Whatever the true story is we will never know but Catherine, the blacksmith’s daughter from Gribun, served three Czars and was nanny and governess to their children; this is why Alexander II was able to speak fluent English whenever he visited London. He even picked up some Gaelic from Catherine and could sing a few songs in the language!
When the Crimean War began in 1853, Catherine, now an old lady, decided she could not live in the palace while Russian troops were killing her countrymen, so she asked if she could retire. Sad to let her go, the Czar asked if there was anything he could do.

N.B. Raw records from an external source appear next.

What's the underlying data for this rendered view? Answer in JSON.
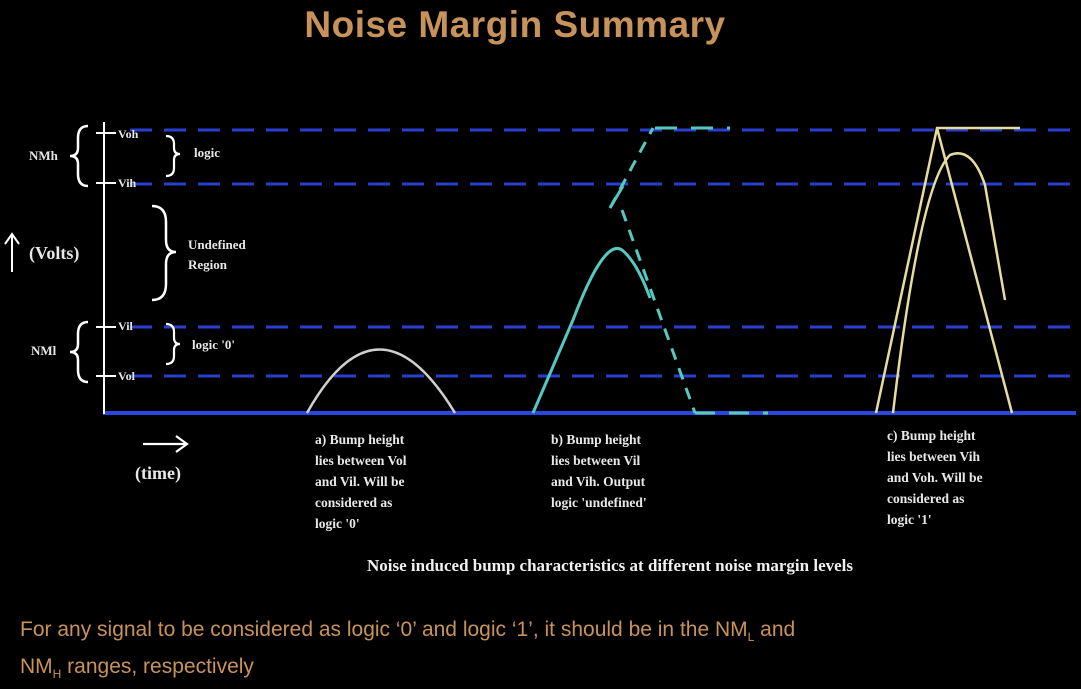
{
  "title": "Noise Margin Summary",
  "levels": {
    "voh": "Voh",
    "vih": "Vih",
    "vil": "Vil",
    "vol": "Vol"
  },
  "margins": {
    "nmh": "NMh",
    "nml": "NMl"
  },
  "regions": {
    "logic_high": "logic",
    "undefined_line1": "Undefined",
    "undefined_line2": "Region",
    "logic_low": "logic '0'"
  },
  "axes": {
    "y_label": "(Volts)",
    "x_label": "(time)"
  },
  "bump_captions": {
    "a": [
      "a) Bump height",
      "lies between Vol",
      "and Vil. Will be",
      "considered as",
      "logic '0'"
    ],
    "b": [
      "b) Bump height",
      "lies between Vil",
      "and Vih. Output",
      "logic 'undefined'"
    ],
    "c": [
      "c) Bump height",
      "lies between Vih",
      "and Voh. Will be",
      "considered as",
      "logic '1'"
    ]
  },
  "diagram_caption": "Noise induced bump characteristics at different noise margin levels",
  "footnote": {
    "part1": "For any signal to be considered as logic ‘0’ and logic ‘1’, it should be in the NM",
    "sub_l": "L",
    "part2": " and",
    "part3": "NM",
    "sub_h": "H",
    "part4": " ranges, respectively"
  },
  "colors": {
    "title": "#c8935a",
    "dashed_levels": "#2a3fd0",
    "baseline": "#2a48e0",
    "bump_a": "#cfcfcf",
    "bump_b": "#56c8c0",
    "bump_c": "#e6dca0",
    "axis": "#ffffff"
  }
}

“Nothing”, was her reply, “except to order his army commanders to show mercy to any Highlanders wounded or taken prisoner”. This he did.
After the Crimean War ended and shortly before she died in 1858, Catherine wrote to her family in Mull to tell them that she had lent a considerable fortune to a Col Michael Kiriakoff of the Emperor’s Guard at St Petersburg. He was to return it to them in full but it never reached Mull.
Interestingly, The Oban Times tried to help her relatives by publishing articles and letters on the subject, but the whereabouts of the ‘Russian Fortune’ remains a mystery to this day.
When Catherine was dying it is said that the Czar came to her bedside every day to read to her from the Gaelic Bible from which she had taught him. The Imperial Family never forgot her and some years later, according to The Oban Times of July 2, 1892, Czar Alexander III ordered a length of tweed from her old home on the Ross of Mull to remember her by.